Послания эти исчислялись не только из приязни к тем, кому они предназначены, но и с уверенностью, что строки из них попадут в газеты либо будут широко распространены в свете. Так она надеялась заткнуть рты хулителям Потемкина, которых весьма доставало и в империи, и за ее пределами.

Впрочем, пристрастность ее была всем очевидна. Екатерина надеялась, что факты, приводимые ею, равно и письма ее спутников, помогут оправдать эту пристрастность.

В самом деле, плоды распорядительности светлейшего были налицо, и всяк мог убедиться, что некогда пустынные земли стали плодоносными, что огромные траты себя оправдали и у новоприобретенных областей открыто многообещающее будущее.

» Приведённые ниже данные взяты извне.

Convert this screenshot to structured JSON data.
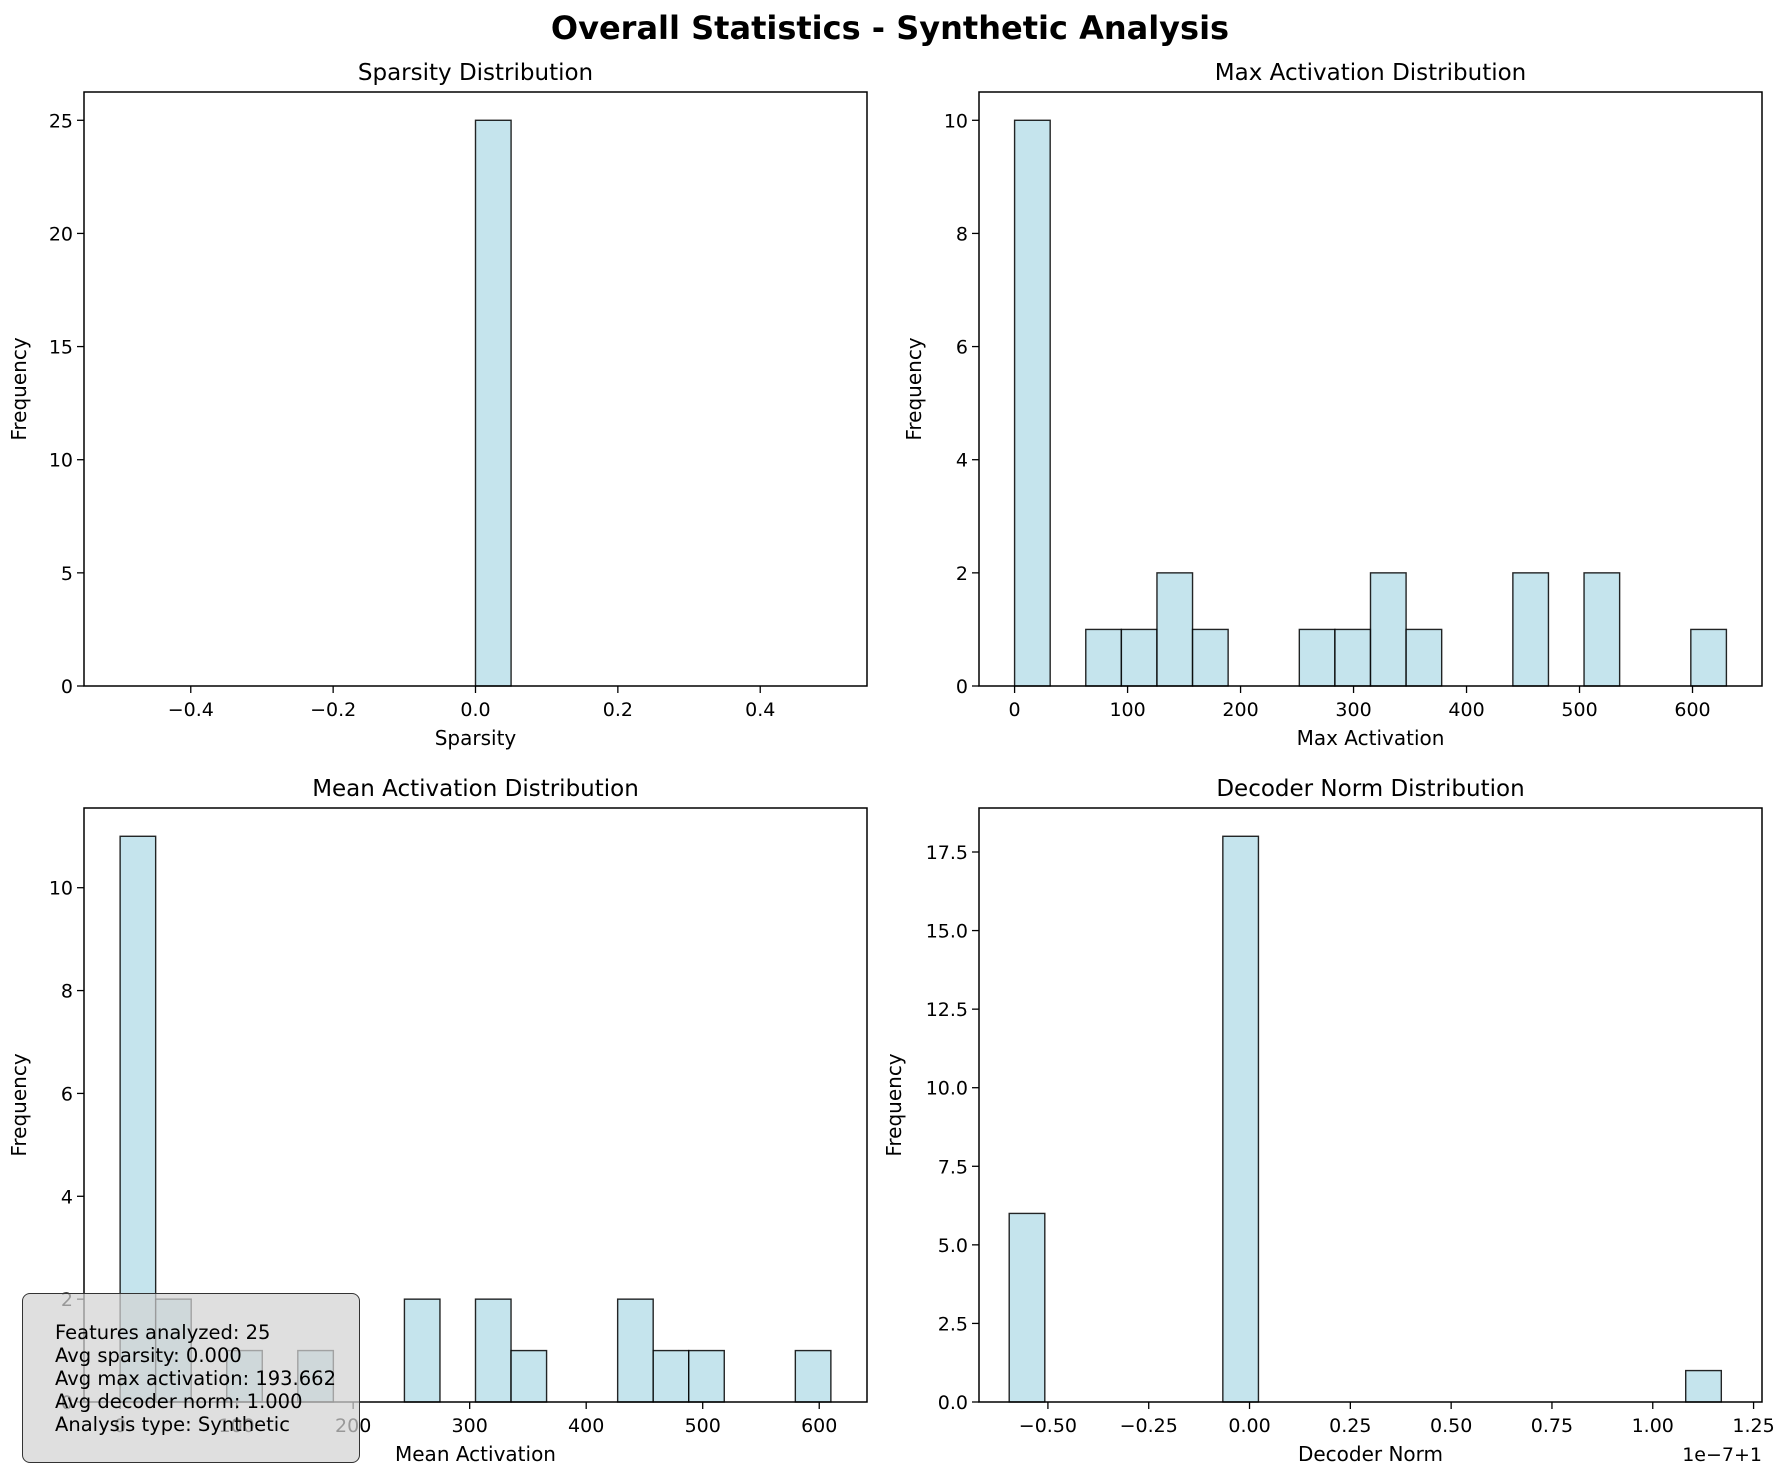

Впрочем, Потемкин не прислушивался к хуле. Он знал своих влиятельных недоброжелателей в лицо, и сего ему было достаточно. Газетная же мелочь с ее укусами не могла и вовсе досадить ему.

Он видел: государыня весьма довольна. Злопыхатели в невской столице унялись. Его управляющий Гарновский писал Попову:

«Со времени отъезда Ее Императорского Величества из Киева не только все неприязненные о его светлости слухи вдруг умолкли, но и все говорят о его светлости весьма одобрительно».

Кременчуг утопал в цветущих садах. Быть может, поэтому он так очаровывал государыню. Она казалась ублаготворенной, и с ее лица не сходила милостивая улыбка.

С весной все оттаяло: земля, трава, деревья, сам воздух и, конечно, чувства, чувства. Люди улыбались другу другу. Казалось, все худое, все, что досаждало и тревожило, растворилось в запахах весны, ушло и более не возвратится. Убогость обывательских жилищ задрапировали деревья, пышноцветущие кусты и цветы. Похоже, все помолодело и принарядилось. И глядело куда лучше, чем оно есть на самом деле.